Along with the games, I developed two coloring pages for the museum and, finally, an activity booklet modeled after the National Park Service Junior Ranger booklets that was foundational to building the new Field Trip format. During the museum’s annual Bonsai Fest! event, they debuted a new exhibit meant to last a year and a half all about the science behind bonsai. The museum (which is outdoors) is divided into alcoves, and each alcove’s labels covers a different topic under the umbrella of this subject. With the activity booklet, I designed activities that aligned with the information in each alcove. Therefore, those leading the field trips could both refer to the information in the exhibit and then have students complete the activities in situ. Before the internship ended, we piloted our first field trip with implementation of the booklets, and seeing my work in action was incredibly gratifying as well as humbling. While it sent me back to the drawing board to some degree, I still completed the internship having developed a tool that the museum could use going forward, and indeed has used since my internship ended in late June.

coloring pages featuring bonsai
Two coloring sheets that I made for the museum, colored by visitors.

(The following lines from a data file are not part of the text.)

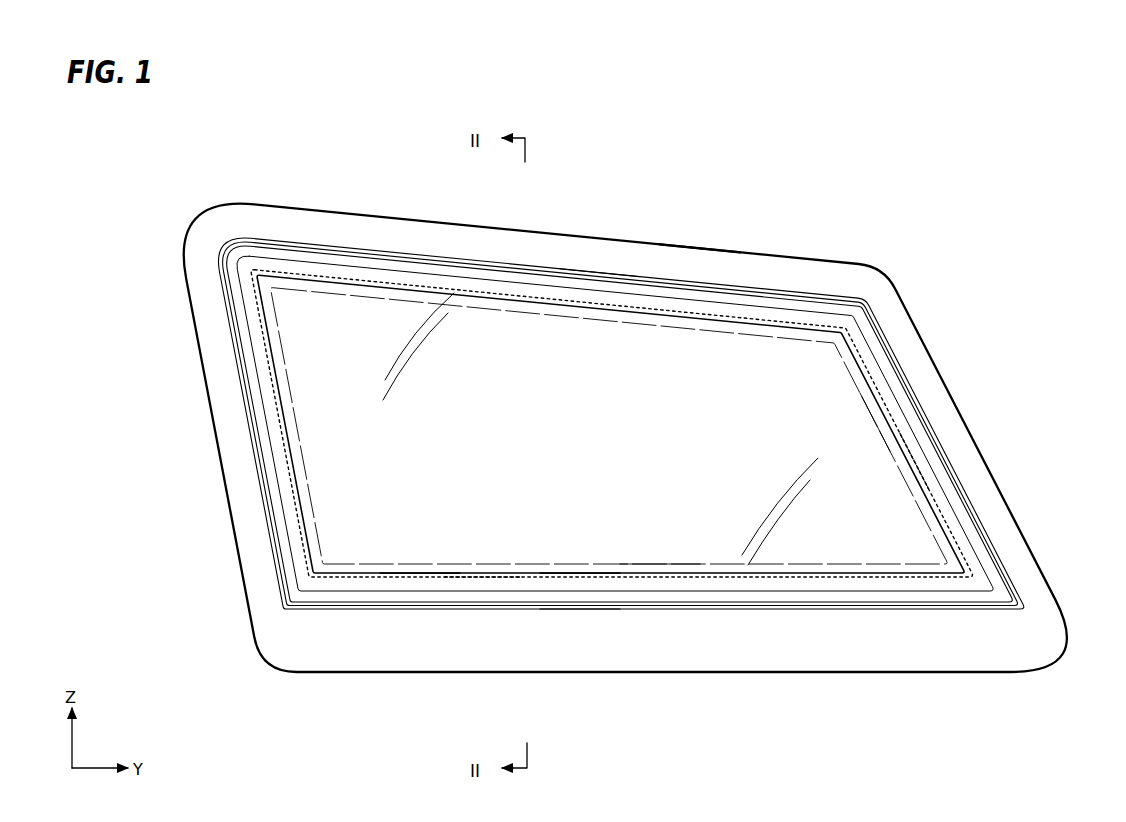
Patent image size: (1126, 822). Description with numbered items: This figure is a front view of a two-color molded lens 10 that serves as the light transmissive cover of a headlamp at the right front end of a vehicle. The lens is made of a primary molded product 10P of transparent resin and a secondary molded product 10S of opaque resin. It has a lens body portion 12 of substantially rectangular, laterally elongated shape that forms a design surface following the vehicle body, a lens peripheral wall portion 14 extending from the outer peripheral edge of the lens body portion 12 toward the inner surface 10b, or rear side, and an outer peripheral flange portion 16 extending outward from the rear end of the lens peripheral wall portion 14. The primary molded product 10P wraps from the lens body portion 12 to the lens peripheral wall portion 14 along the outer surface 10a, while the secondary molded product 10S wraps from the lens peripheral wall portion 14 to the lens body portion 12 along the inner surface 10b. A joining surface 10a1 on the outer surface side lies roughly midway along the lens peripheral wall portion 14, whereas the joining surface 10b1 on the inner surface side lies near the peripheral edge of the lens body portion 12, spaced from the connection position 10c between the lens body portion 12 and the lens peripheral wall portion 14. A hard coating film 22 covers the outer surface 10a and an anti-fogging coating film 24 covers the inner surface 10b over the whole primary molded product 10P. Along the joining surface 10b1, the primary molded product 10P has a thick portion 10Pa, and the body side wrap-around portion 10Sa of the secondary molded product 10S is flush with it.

The two-color molded lens 10 is at (912, 163).
The primary molded product 10P is at (597, 277).
The secondary molded product 10S is at (703, 247).
The thick portion 10Pa is at (417, 568).
The body side wrap-around portion 10Sa is at (480, 567).
The outer surface 10a is at (832, 397).
The hard coating film 22 is at (950, 388).
The inner surface 10b is at (867, 480).
The anti-fogging coating film 24 is at (992, 461).
The joining surface 10b1 is at (577, 572).
The connection position 10c is at (657, 563).
The joining surface 10a1 is at (577, 605).
The lens body portion 12 is at (322, 358).
The lens peripheral wall portion 14 is at (257, 455).
The outer peripheral flange portion 16 is at (253, 552).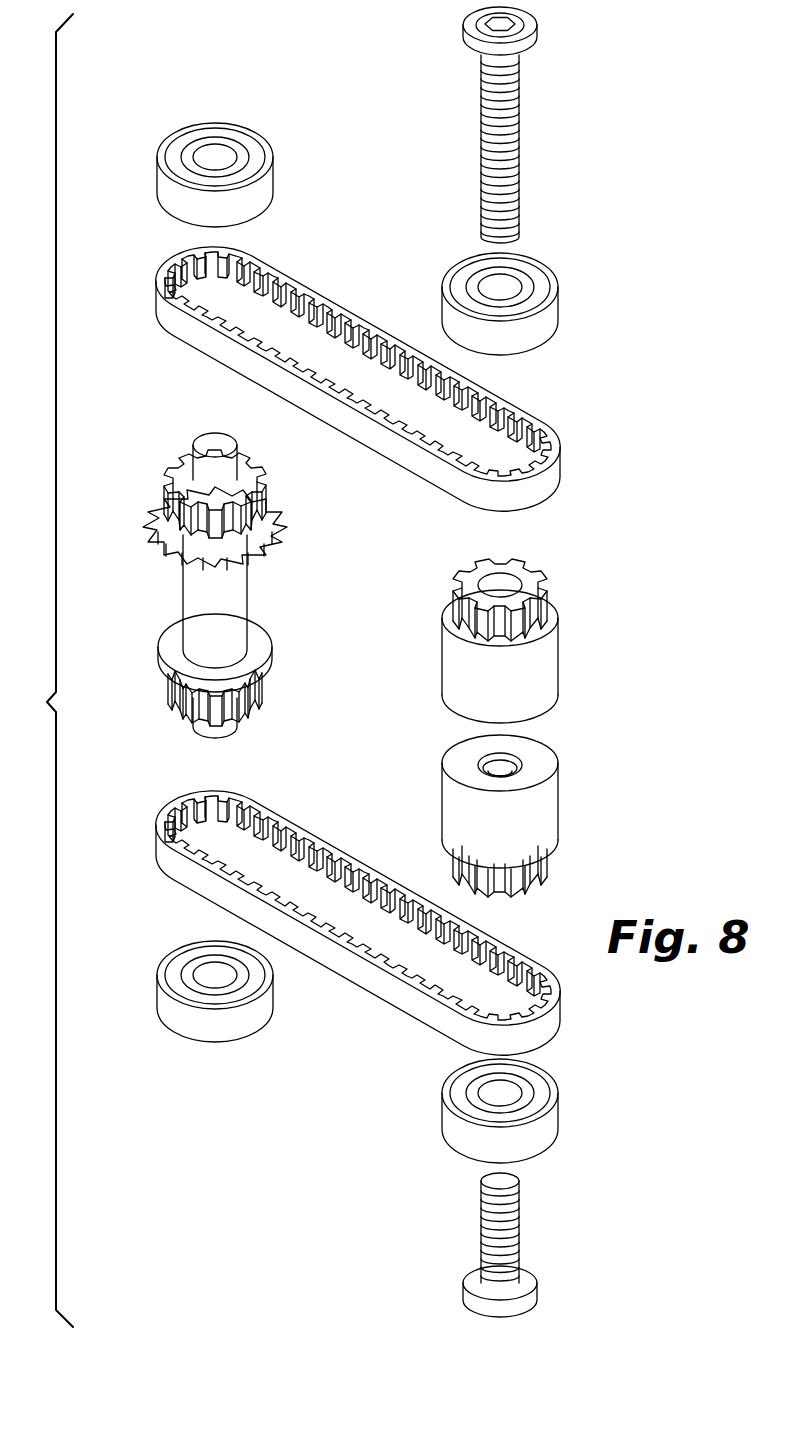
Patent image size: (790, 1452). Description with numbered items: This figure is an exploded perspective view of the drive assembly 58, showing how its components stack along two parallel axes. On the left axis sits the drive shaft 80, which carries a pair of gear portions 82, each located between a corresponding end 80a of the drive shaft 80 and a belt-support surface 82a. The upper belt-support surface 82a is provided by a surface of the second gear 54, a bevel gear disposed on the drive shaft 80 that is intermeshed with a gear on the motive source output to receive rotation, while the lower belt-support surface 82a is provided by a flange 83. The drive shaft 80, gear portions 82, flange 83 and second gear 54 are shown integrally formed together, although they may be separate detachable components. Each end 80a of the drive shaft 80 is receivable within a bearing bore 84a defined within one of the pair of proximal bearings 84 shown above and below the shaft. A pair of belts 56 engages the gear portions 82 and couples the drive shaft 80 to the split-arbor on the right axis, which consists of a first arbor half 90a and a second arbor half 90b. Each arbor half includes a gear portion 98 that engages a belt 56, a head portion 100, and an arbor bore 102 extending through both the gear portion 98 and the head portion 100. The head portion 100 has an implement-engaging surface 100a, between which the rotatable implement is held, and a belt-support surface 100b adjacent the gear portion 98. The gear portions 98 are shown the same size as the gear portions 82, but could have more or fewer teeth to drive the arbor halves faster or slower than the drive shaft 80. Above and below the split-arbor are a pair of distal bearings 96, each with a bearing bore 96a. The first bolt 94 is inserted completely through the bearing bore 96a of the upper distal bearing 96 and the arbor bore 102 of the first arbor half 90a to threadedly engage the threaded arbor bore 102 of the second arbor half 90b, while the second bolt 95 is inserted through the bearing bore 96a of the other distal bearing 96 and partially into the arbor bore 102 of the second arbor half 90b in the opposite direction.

The drive assembly 58 is at (45, 670).
The proximal bearing 84 is at (157, 156).
The bearing bore 84a is at (209, 150).
The first bolt 94 is at (520, 128).
The distal bearing 96 is at (559, 303).
The bearing bore 96a is at (490, 292).
The belt 56 is at (560, 463).
The drive shaft 80 is at (183, 586).
The end of the drive shaft 80a is at (197, 438).
The gear portion 82 is at (268, 469).
The belt-support surface 82a is at (262, 517).
The second gear 54 is at (148, 537).
The flange 83 is at (158, 656).
The first arbor half 90a is at (559, 671).
The second arbor half 90b is at (559, 797).
The head portion 100 is at (543, 715).
The implement-engaging surface 100a is at (448, 713).
The belt-support surface 100b is at (546, 629).
The gear portion 98 is at (548, 583).
The arbor bore 102 is at (505, 583).
The second bolt 95 is at (520, 1213).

In the end, I had done more graphic design work in those six months of internship than in nearly two years, despite my desire to move away from it. Initially, I was a bit disappointed—I almost felt like rather than pivot I had dove further into something I already knew. However, ultimately I realized that my past career experiences can only serve my new ones, and nothing about one’s past is siloed enough to not influence their work going forward. I was also able to deepen my appreciation for collaborative work and provide technical expertise for developing veritable educational materials from scratch. I enjoyed using my skill set in a new way, and could see the value in what I have to offer moving forward, as well as begin work on a tangible portfolio of work for my future career in museums. I took my projects at PBM incredibly seriously, to the point where I often didn’t feel like I was actually completing an internship but rather working with the team in earnest, and as a result my time working with PBM was often intense and demanding. However this paid off: the confidence I gained and the professional relationships that I built were incredible rewards for that hard work.